Exploring the history of Phoenix, Arizona, just for fun. Advertising-free, supported by my patrons on Patreon. Thank you!

Phoenix before you were alive

Phoenix, Arizona is a young city. That's part of the reason that I like it. There's a youthful vibrance that just sparkles in Phoenix. There's a vitality that the city displays all of the time, with new buildings, the newness of the Light Rail, and so many other things. I mean, have you been to downtown Phoenix lately? A lot of it looks as if it were just built yesterday. And some of it was! And by the time I finish writing this, there will be more. Phoenix is a young city, always under construction.

So if you can't see how old Phoenix is, that's understandable. When I first started collecting historic photos of Phoenix I had a vague idea of the age of the city. My ASU tee-shirt says, "Since 1885" but it didn't really ever register with me. And by the time that school was being established, Phoenix had been there for fifteen years. Yes, Phoenix began in 1870. And Tempe is even older.

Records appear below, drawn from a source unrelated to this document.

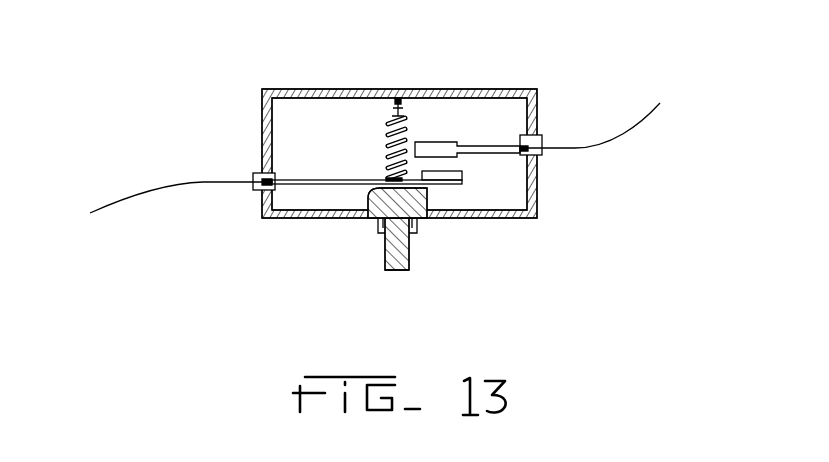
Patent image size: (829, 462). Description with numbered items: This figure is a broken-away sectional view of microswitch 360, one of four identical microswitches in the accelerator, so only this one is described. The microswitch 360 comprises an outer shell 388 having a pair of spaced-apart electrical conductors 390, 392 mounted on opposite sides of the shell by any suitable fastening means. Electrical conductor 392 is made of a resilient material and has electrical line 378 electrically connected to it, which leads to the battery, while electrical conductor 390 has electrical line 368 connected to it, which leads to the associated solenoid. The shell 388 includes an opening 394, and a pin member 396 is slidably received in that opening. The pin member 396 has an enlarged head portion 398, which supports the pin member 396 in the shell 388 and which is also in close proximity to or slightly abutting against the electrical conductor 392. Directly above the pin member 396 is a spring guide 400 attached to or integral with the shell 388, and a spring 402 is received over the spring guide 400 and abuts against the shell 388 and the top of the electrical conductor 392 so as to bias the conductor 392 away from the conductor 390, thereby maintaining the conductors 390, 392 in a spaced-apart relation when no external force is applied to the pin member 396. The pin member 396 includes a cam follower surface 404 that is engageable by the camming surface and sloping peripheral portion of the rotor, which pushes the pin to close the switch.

The microswitch 360 is at (394, 165).
The electrical line 368 is at (645, 115).
The electrical line 378 is at (140, 193).
The outer shell 388 is at (498, 88).
The electrical conductor 390 is at (430, 152).
The electrical conductor 392 is at (447, 180).
The opening 394 is at (392, 228).
The pin member 396 is at (406, 247).
The enlarged head portion 398 is at (329, 226).
The spring guide 400 is at (398, 97).
The spring 402 is at (390, 132).
The cam follower surface 404 is at (391, 272).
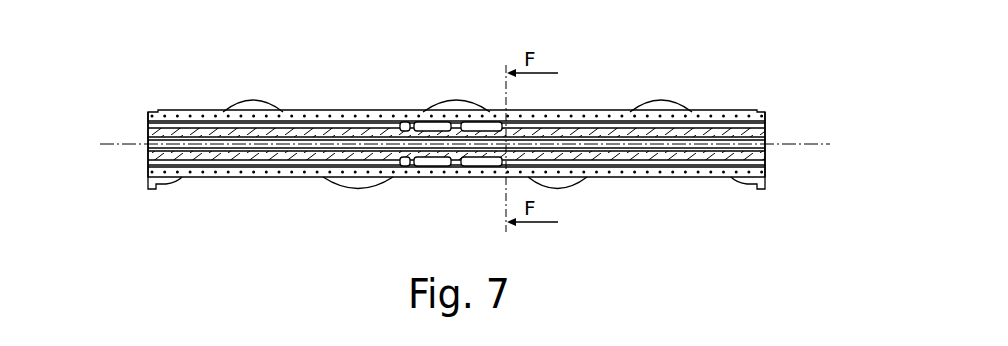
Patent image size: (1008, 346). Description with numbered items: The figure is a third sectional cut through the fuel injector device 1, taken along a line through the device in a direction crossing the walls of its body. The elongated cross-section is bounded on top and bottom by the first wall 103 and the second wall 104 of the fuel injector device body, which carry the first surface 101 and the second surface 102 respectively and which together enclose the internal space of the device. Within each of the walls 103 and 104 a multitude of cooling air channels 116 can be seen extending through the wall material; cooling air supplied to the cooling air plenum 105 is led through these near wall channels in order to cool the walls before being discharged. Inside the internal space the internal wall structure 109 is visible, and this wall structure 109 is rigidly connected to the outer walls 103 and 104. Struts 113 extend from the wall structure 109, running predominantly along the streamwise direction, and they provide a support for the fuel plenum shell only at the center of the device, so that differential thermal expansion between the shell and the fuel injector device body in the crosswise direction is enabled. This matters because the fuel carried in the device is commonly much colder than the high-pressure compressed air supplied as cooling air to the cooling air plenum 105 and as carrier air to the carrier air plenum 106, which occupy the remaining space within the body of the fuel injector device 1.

The fuel injector device 1 is at (630, 92).
The first surface 101 is at (362, 112).
The second surface 102 is at (642, 177).
The first wall 103 is at (297, 112).
The second wall 104 is at (260, 177).
The cooling air plenum 105 is at (765, 147).
The carrier air plenum 106 is at (767, 122).
The internal wall structure 109 is at (712, 133).
The struts 113 is at (505, 112).
The cooling air channels 116 is at (267, 112).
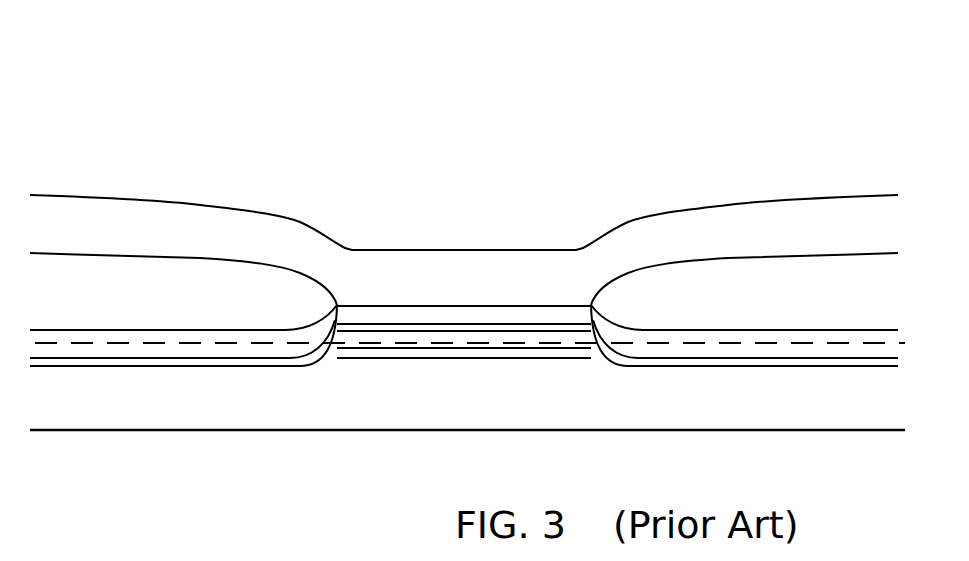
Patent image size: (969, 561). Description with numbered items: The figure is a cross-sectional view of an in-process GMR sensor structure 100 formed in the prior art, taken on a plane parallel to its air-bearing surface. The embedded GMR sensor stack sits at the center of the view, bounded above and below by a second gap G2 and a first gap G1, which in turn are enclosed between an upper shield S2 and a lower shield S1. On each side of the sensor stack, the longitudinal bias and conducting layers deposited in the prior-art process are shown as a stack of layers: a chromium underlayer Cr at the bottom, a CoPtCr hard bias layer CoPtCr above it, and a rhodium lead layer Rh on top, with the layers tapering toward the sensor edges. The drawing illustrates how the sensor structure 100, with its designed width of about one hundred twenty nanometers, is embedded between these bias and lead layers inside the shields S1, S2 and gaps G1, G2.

The GMR sensor structure 100 is at (297, 162).
The second shield S2 is at (464, 222).
The second gap layer G2 is at (464, 286).
The rhodium lead layer Rh is at (464, 291).
The CoPtCr hard bias layer CoPtCr is at (467, 339).
The chromium underlayer Cr is at (93, 362).
The first gap layer G1 is at (464, 380).
The first shield S1 is at (467, 446).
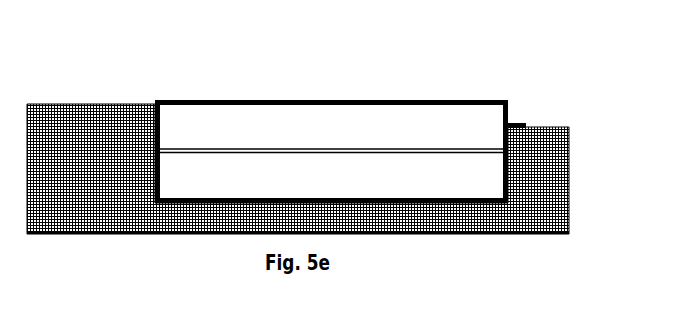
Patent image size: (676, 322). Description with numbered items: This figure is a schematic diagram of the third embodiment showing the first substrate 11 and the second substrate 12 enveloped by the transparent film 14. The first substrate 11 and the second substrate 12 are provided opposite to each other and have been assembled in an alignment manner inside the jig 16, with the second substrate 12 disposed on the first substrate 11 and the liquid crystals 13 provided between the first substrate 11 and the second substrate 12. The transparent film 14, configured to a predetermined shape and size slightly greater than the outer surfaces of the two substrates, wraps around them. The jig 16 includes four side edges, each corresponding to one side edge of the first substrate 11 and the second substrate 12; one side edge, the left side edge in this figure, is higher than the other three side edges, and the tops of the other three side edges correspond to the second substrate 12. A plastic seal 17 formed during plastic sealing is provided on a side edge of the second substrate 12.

The first substrate 11 is at (370, 178).
The second substrate 12 is at (217, 130).
The liquid crystals 13 is at (318, 150).
The transparent film 14 is at (436, 198).
The jig 16 is at (72, 155).
The plastic seal 17 is at (517, 123).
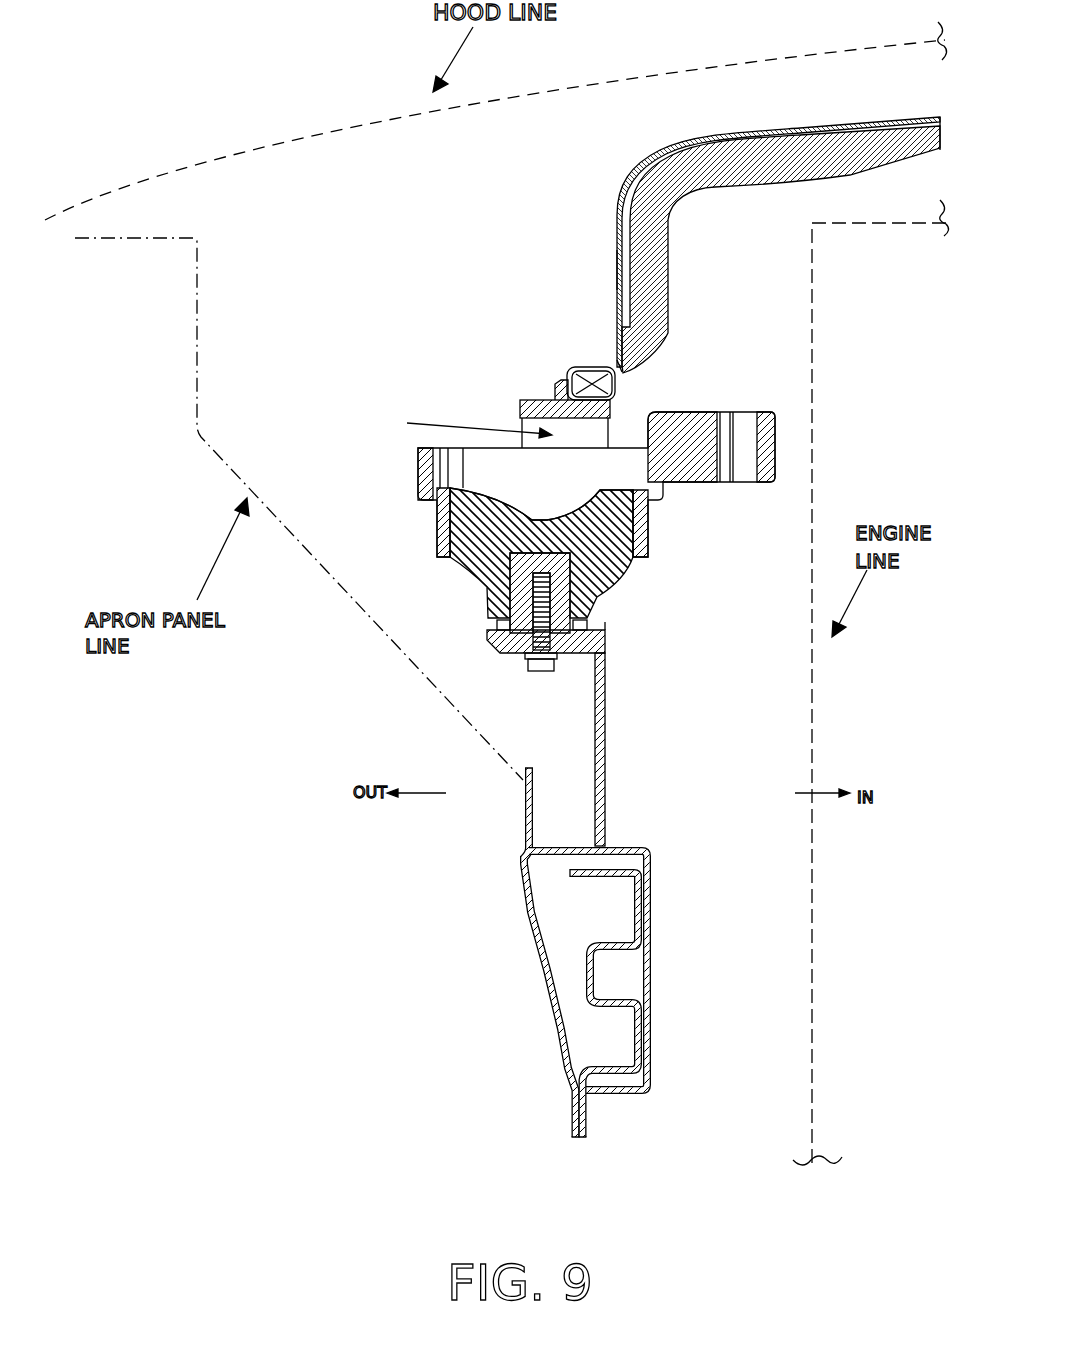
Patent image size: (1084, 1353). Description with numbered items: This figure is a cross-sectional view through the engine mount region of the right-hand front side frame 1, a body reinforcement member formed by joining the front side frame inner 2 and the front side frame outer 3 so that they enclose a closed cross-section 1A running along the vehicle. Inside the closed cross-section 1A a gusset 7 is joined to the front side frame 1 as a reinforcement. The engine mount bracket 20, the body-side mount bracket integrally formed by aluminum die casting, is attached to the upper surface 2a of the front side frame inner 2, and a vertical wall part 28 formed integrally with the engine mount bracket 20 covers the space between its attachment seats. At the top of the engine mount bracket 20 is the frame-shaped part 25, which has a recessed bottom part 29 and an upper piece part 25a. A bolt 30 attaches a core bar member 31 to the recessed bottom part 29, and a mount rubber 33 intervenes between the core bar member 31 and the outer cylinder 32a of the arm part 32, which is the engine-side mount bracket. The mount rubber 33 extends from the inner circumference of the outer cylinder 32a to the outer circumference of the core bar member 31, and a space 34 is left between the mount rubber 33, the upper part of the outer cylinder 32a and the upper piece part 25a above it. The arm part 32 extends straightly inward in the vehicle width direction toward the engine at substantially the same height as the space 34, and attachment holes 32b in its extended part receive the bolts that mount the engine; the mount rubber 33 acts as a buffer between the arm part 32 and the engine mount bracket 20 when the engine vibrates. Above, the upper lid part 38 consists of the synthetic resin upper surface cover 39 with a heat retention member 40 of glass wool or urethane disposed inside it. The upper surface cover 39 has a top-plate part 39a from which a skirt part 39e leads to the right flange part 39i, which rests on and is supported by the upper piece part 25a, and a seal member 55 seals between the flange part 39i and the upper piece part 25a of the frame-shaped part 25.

The front side frame 1 is at (557, 952).
The closed cross-section 1A is at (576, 1029).
The front side frame inner 2 is at (640, 967).
The upper surface of the front side frame inner 2a is at (627, 852).
The front side frame outer 3 is at (539, 966).
The gusset 7 is at (584, 951).
The engine mount bracket 20 is at (586, 719).
The frame-shaped part 25 is at (525, 380).
The upper piece part 25a is at (555, 396).
The vertical wall part 28 is at (607, 723).
The recessed bottom part 29 is at (606, 625).
The bolt 30 is at (540, 672).
The core bar member 31 is at (490, 580).
The arm part 32 is at (589, 458).
The outer cylinder 32a is at (418, 477).
The attachment holes 32b is at (740, 425).
The mount rubber 33 is at (508, 527).
The space 34 is at (467, 426).
The upper lid part 38 is at (721, 222).
The upper surface cover 39 is at (721, 222).
The top-plate part 39a is at (767, 128).
The skirt part 39e is at (617, 268).
The right flange part 39i is at (580, 368).
The heat retention member 40 is at (670, 223).
The seal member 55 is at (617, 387).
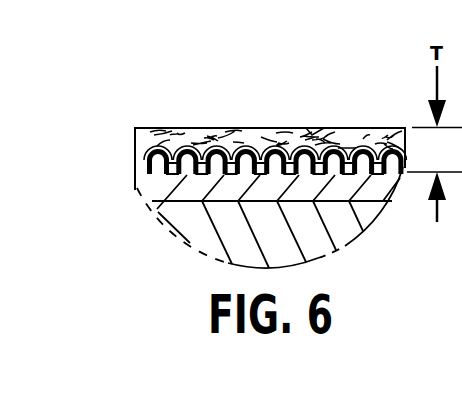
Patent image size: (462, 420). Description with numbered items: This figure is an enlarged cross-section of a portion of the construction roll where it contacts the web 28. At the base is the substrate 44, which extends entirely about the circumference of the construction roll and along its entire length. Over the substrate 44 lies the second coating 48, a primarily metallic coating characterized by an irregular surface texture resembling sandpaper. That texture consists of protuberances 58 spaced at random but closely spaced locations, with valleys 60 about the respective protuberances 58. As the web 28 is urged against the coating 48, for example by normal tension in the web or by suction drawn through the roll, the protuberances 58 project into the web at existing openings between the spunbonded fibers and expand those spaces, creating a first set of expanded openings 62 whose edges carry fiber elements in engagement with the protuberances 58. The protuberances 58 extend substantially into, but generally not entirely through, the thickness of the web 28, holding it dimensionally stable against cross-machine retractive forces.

The web 28 is at (150, 119).
The valleys 60 is at (221, 134).
The protuberances 58 is at (259, 130).
The expanded openings 62 is at (306, 122).
The second coating 48 is at (142, 184).
The substrate 44 is at (200, 230).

So I don't care how old you are, Phoenix was there before you were born. Of course, places seem to begin when we arrive, which for me was in 1977. Since this is my adventure, and my blog, I call that the beginning of "the modern era" - when I arrived. If you arrived in the 1960s, or 50s, or 40s, or 30s, or 20s, or even before that (wow, just how old ARE you?) to you Phoenix would seem to begin there, it just makes sense. You may have some vague idea of what your parents, or grandparents saw, but to you, your Phoenix begins with your personal awareness of it.

I'm a time-traveler. I don't pine away for "the good old days" when children obeyed their parents, or when everything in life was clean and fair. Because those days never really existed.

Now don't get me wrong, I'm not looking back with negativity, I'm time-traveling with as realistic an attitude that I can have. With my modern sensibilities, I have a lot of difficulty imagining living in Phoenix without air conditioning, which people did for many generations. I do, however, like to imagine a city of trees, which were mostly all gone by the time I got to Phoenix, in the late '70s.

Thank you for time-traveling with me.

Image at the top of this post: Gardiners Hotel in 1872, which was on the northwest corner of Washington and 3rd Street, Phoenix, Arizona.